After returning home, Holmes spent the next two years training student pilots before he went back to operations, flying high-altitude Spitfires with No 541 photographic reconnaissance squadron at Benson. During this period he acted as a courier, carrying papers for Winston Churchill when he was preparing for the Potsdam Conference. Holmes left the RAF in November 1945, having been mentioned in dispatches and given the Air Efficiency Award.

After the war Holmes turned down a suggestion that he become an airline pilot, and returned to journalism in Liverpool, where he established his own agency which specialised in court reporting. He also took agricultural photographs in colour when the technology was in its infancy, retaining his own laboratories for processing and working closely with Kodak, which was impressed with his innovative ideas. But eventually he could not keep up both journalism and photography, and opted for the former.

Taking notes with a fountain pen in perfect shorthand, Holmes became a father figure at Liverpool Crown Court, teaching young reporters the proper way to bow before a judge. After retiring at 80, he maintained a keen interest in journalism while devoting time to golf, woodwork and gardening. He wrote an autobiography, Sky Spy (1989).

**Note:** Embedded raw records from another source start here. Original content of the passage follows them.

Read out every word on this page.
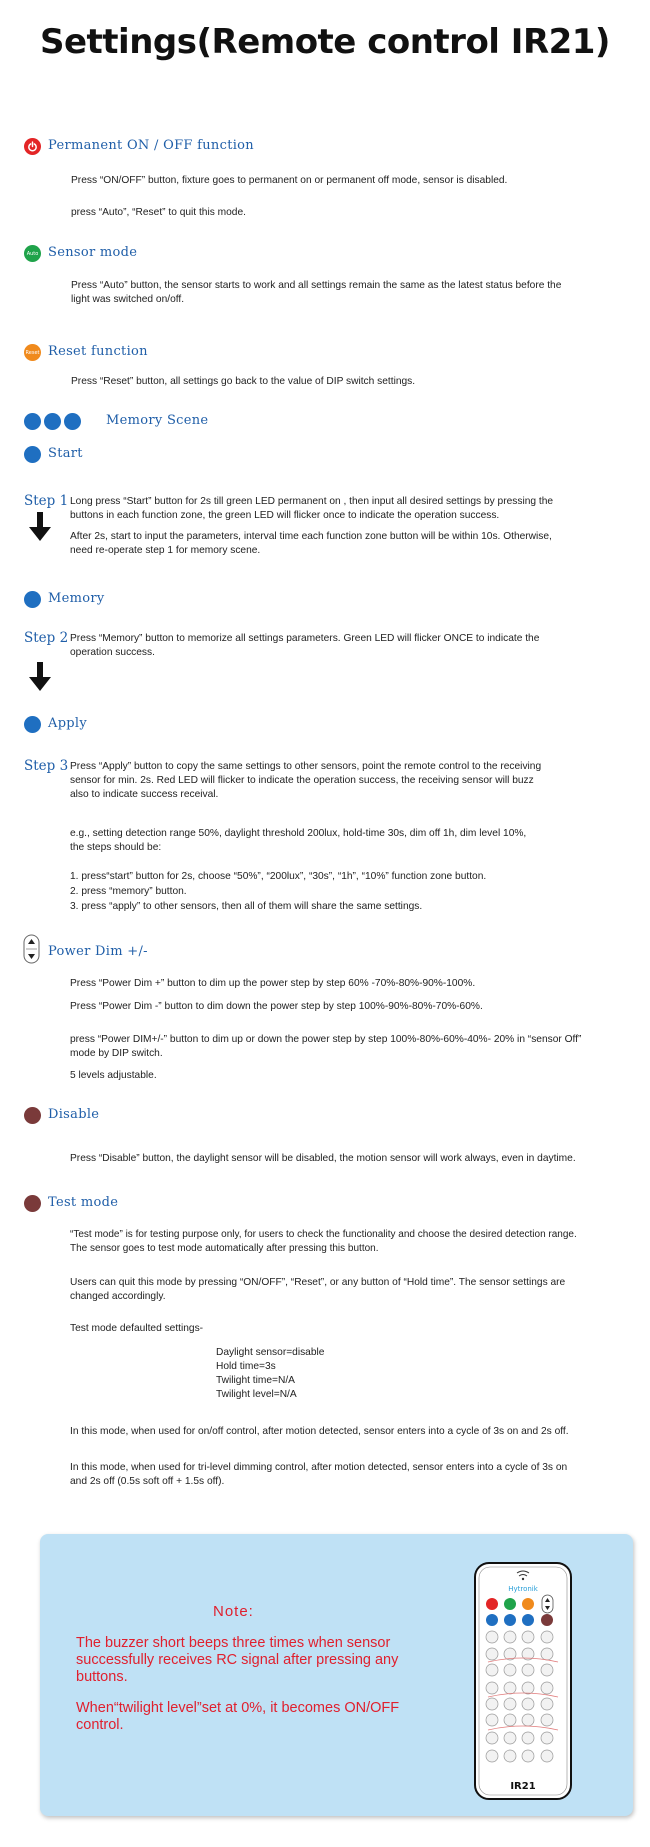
Settings(Remote control IR21)
Permanent ON / OFF function
Press “ON/OFF” button, fixture goes to permanent on or permanent off mode, sensor is disabled.
press “Auto”, “Reset” to quit this mode.
Auto Sensor mode
Press “Auto” button, the sensor starts to work and all settings remain the same as the latest status before the
light was switched on/off.
Reset Reset function
Press “Reset” button, all settings go back to the value of DIP switch settings.
Memory Scene
Start
Step 1 Long press “Start” button for 2s till green LED permanent on , then input all desired settings by pressing the
buttons in each function zone, the green LED will flicker once to indicate the operation success.
After 2s, start to input the parameters, interval time each function zone button will be within 10s. Otherwise,
need re-operate step 1 for memory scene.
Memory
Step 2 Press “Memory” button to memorize all settings parameters. Green LED will flicker ONCE to indicate the
operation success.
Apply
Step 3 Press “Apply” button to copy the same settings to other sensors, point the remote control to the receiving
sensor for min. 2s. Red LED will flicker to indicate the operation success, the receiving sensor will buzz
also to indicate success receival.
e.g., setting detection range 50%, daylight threshold 200lux, hold-time 30s, dim off 1h, dim level 10%,
the steps should be:
1. press“start” button for 2s, choose “50%”, “200lux”, “30s”, “1h”, “10%” function zone button.
2. press “memory” button.
3. press “apply” to other sensors, then all of them will share the same settings.
Power Dim +/-
Press “Power Dim +” button to dim up the power step by step 60% -70%-80%-90%-100%.
Press “Power Dim -” button to dim down the power step by step 100%-90%-80%-70%-60%.
press “Power DIM+/-” button to dim up or down the power step by step 100%-80%-60%-40%- 20% in “sensor Off”
mode by DIP switch.
5 levels adjustable.
Disable
Press “Disable” button, the daylight sensor will be disabled, the motion sensor will work always, even in daytime.
Test mode
“Test mode” is for testing purpose only, for users to check the functionality and choose the desired detection range.
The sensor goes to test mode automatically after pressing this button.
Users can quit this mode by pressing “ON/OFF”, “Reset”, or any button of “Hold time”. The sensor settings are
changed accordingly.
Test mode defaulted settings-
Daylight sensor=disable
Hold time=3s
Twilight time=N/A
Twilight level=N/A
In this mode, when used for on/off control, after motion detected, sensor enters into a cycle of 3s on and 2s off.
In this mode, when used for tri-level dimming control, after motion detected, sensor enters into a cycle of 3s on
and 2s off (0.5s soft off + 1.5s off).
Note:
The buzzer short beeps three times when sensor
successfully receives RC signal after pressing any
buttons.
When“twilight level”set at 0%, it becomes ON/OFF
control.
Hytronik
IR21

In 2004 the Wirral Borough Council bestowed the Freedom of the Borough on Holmes, the chief executive stating that he could "think of no one upon whom this honour could have been more fittingly bestowed". On the day Holmes died, flags flew at half-mast in his honour in the Wirral, and his widow received a message from Buckingham Palace expressing the Queen's sadness on hearing of his death. Raymond Holmes married Elizabeth Killip in April 1941. After her death he married, in 1966, Anne Holmes, who survives him with two daughters from his first marriage, and a son and daughter from his second.